Fingrid operates at the 400 kV, 220 kV, and 110 kV voltage levels. Large transformers – the size of a house – reduce the voltage from 400 kV to 110 kV and connect to customers such as distribution networks, production plants, and industrial facilities.
The largest generators and consumers of electricity connect directly to the 400 kV network at substations.
“The power transformers in the main grid are very heavy units, weighing up to 300 tonnes. Simply transporting them to their final location places major demands on the infrastructure,” Kuosa says. In the past, power transformers have been brought to Finland all the way from South Korea.

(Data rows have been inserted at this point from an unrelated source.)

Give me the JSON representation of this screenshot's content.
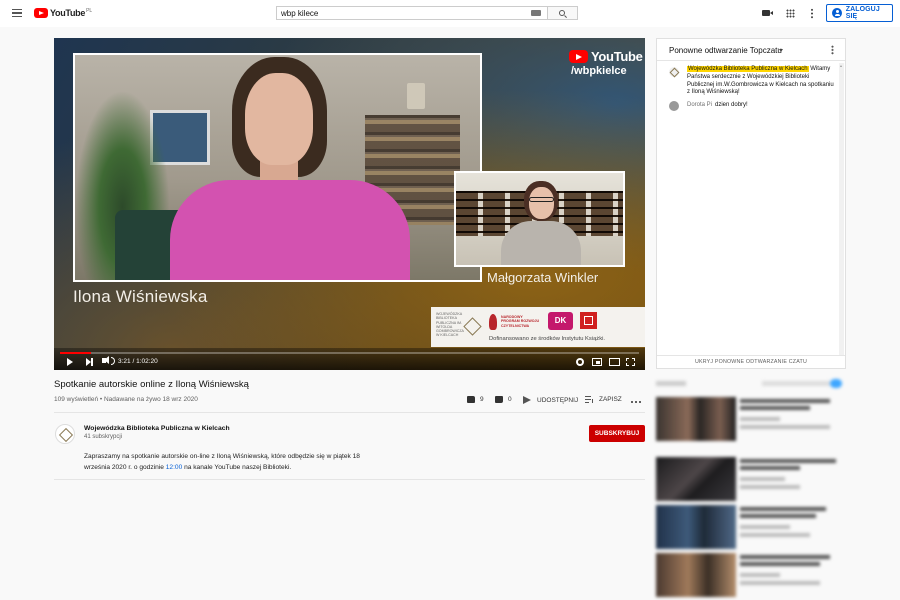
{
  "masthead": {
    "logo_text": "YouTube",
    "logo_region": "PL",
    "search_value": "wbp kilece",
    "signin_label": "ZALOGUJ SIĘ"
  },
  "player": {
    "overlay_brand": "YouTube",
    "overlay_handle": "/wbpkielce",
    "speaker_main": "Ilona Wiśniewska",
    "speaker_inset": "Małgorzata Winkler",
    "sponsor_wbp_text": "WOJEWÓDZKA BIBLIOTEKA PUBLICZNA IM. WITOLDA GOMBROWICZA W KIELCACH",
    "sponsor_npr_text": "NARODOWY PROGRAM ROZWOJU CZYTELNICTWA",
    "sponsor_dk_text": "DK",
    "sponsor_caption": "Dofinansowano ze środków Instytutu Książki.",
    "time_display": "3:21 / 1:02:20",
    "progress_fraction": 0.054
  },
  "video": {
    "title": "Spotkanie autorskie online z Iloną Wiśniewską",
    "meta": "109 wyświetleń • Nadawane na żywo 18 wrz 2020",
    "likes": "9",
    "dislikes": "0",
    "share_label": "UDOSTĘPNIJ",
    "save_label": "ZAPISZ"
  },
  "channel": {
    "name": "Wojewódzka Biblioteka Publiczna w Kielcach",
    "subs": "41 subskrypcji",
    "subscribe_label": "SUBSKRYBUJ",
    "description_before": "Zapraszamy na spotkanie autorskie on-line z Iloną Wiśniewską, które odbędzie się w piątek 18 września 2020 r. o godzinie ",
    "description_link": "12:00",
    "description_after": " na kanale YouTube naszej Biblioteki."
  },
  "chat": {
    "title": "Ponowne odtwarzanie Topczatu",
    "messages": [
      {
        "author": "Wojewódzka Biblioteka Publiczna w Kielcach",
        "text": "Witamy Państwa serdecznie z Wojewódzkiej Biblioteki Publicznej im.W.Gombrowicza w Kielcach na spotkaniu z Iloną Wiśniewską!"
      },
      {
        "author": "Dorota Pi",
        "text": "dzien dobry!"
      }
    ],
    "hide_label": "UKRYJ PONOWNE ODTWARZANIE CZATU"
  },
  "colors": {
    "brand_red": "#ff0000",
    "subscribe_red": "#cc0000",
    "link_blue": "#065fd4",
    "author_highlight": "#ffd600"
  }
}
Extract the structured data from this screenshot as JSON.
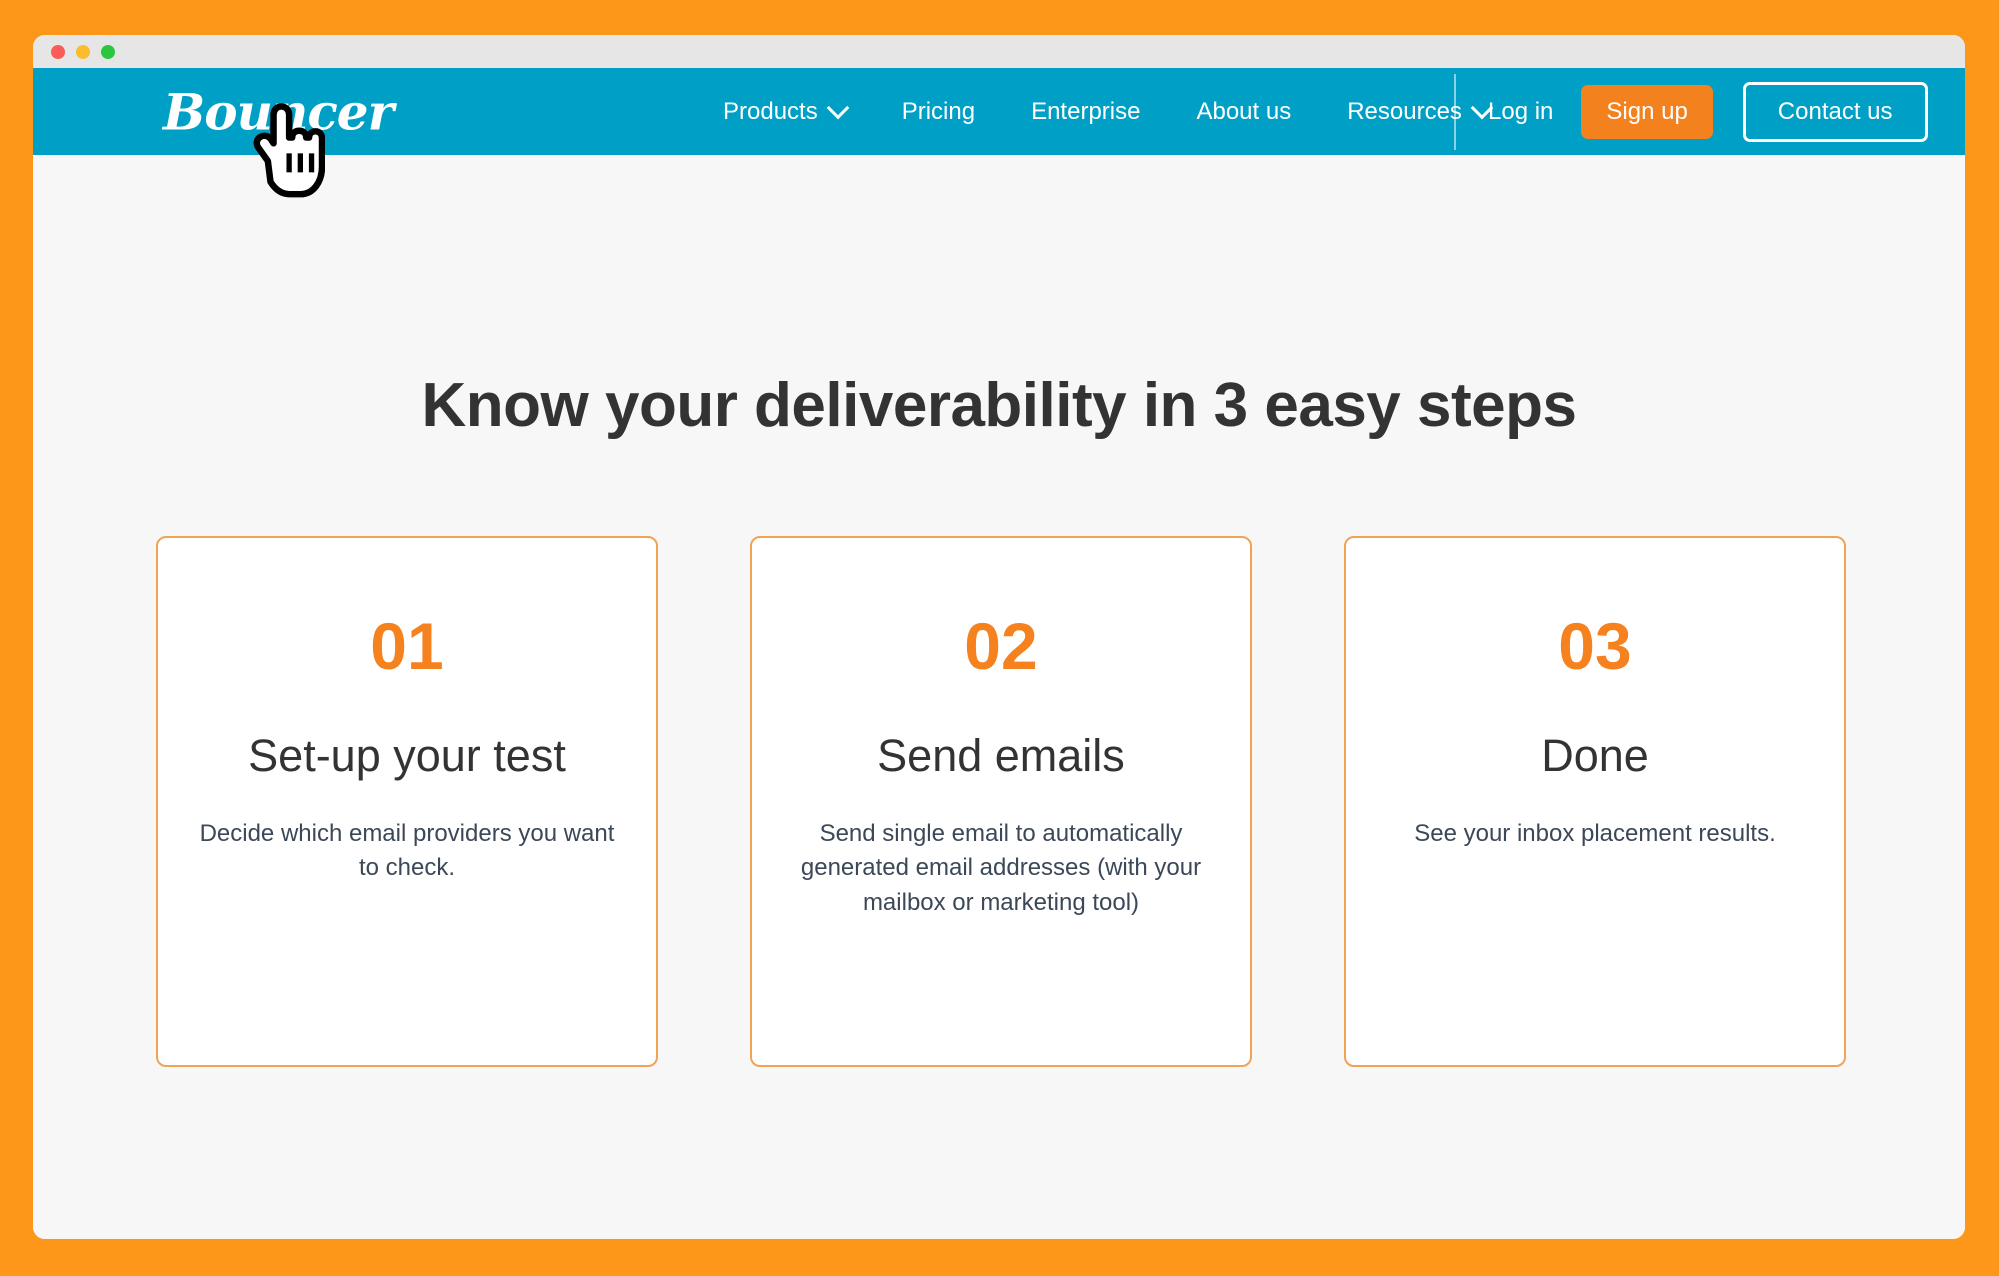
{
  "window": {
    "traffic_lights": [
      {
        "name": "close",
        "color": "#FB5C57"
      },
      {
        "name": "minimize",
        "color": "#FBBD2E"
      },
      {
        "name": "maximize",
        "color": "#2AC73E"
      }
    ]
  },
  "theme": {
    "frame_orange": "#FC9719",
    "nav_teal": "#00A0C6",
    "accent_orange": "#F5811F",
    "button_orange": "#F3821E",
    "card_border": "#F0A355",
    "page_background": "#F7F7F8",
    "heading_color": "#333333",
    "body_text_color": "#3C4858"
  },
  "nav": {
    "logo": "Bouncer",
    "links": [
      {
        "label": "Products",
        "has_dropdown": true
      },
      {
        "label": "Pricing",
        "has_dropdown": false
      },
      {
        "label": "Enterprise",
        "has_dropdown": false
      },
      {
        "label": "About us",
        "has_dropdown": false
      },
      {
        "label": "Resources",
        "has_dropdown": true
      }
    ],
    "login_label": "Log in",
    "signup_label": "Sign up",
    "contact_label": "Contact us"
  },
  "main": {
    "heading": "Know your deliverability in 3 easy steps",
    "cards": [
      {
        "number": "01",
        "title": "Set-up your test",
        "description": "Decide which email providers you want to check."
      },
      {
        "number": "02",
        "title": "Send emails",
        "description": "Send single email to automatically generated email addresses (with your mailbox or marketing tool)"
      },
      {
        "number": "03",
        "title": "Done",
        "description": "See your inbox placement results."
      }
    ]
  },
  "cursor": {
    "icon": "pointing-hand-cursor"
  }
}
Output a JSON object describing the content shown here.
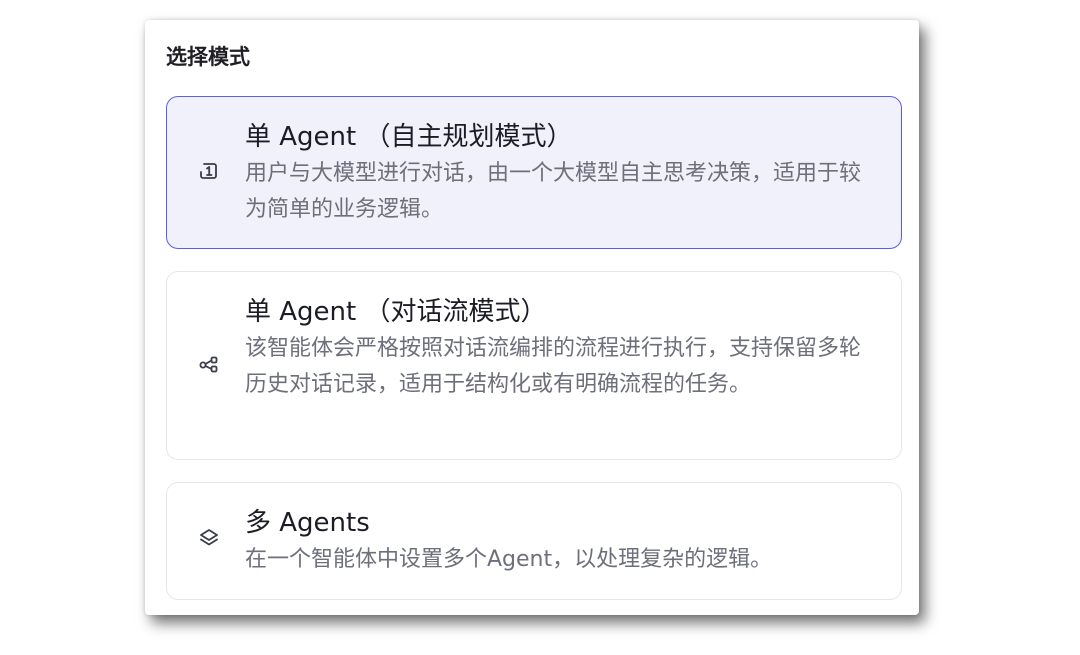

The other high-voltage equipment in substations includes circuit breakers, disconnectors, and instrument transformers, although, to the uninitiated, they may all look like the same kinds of insulators.
Evolution not revolution
The technical service life of a substation is calculated at approximately 40 years, but large system transformers can be used for up to 80 years with effective maintenance.
Daniel Kuosa describes how safety is at the heart of development work. Digital technologies have been adopted step by step over time.
“The greatest benefit of digitalisation is in condition management, where sensors monitor and measure components to help keep them in good condition.”
Environmental impacts of substations are taken into account in increasing depth.
The environmental impacts of substations are also taken into account in increasing depth. For example, SF6 gas has been widely used in gas-insulated switchgear thanks to its favourable properties. The downside is that SF6 is a potent greenhouse gas, so efforts are now being made to find substitutes.
Fingrid built its first substation without SF6 gas in Virkkala.
“Our targets are ambitious: after 2025, all our new gas-insulated apparatus will be free of SF6 whenever it is technically possible,” Kuosa says.
In addition, studies are underway to examine the use of biodegradable ester oil instead of mineral oil as an insulator in transformers.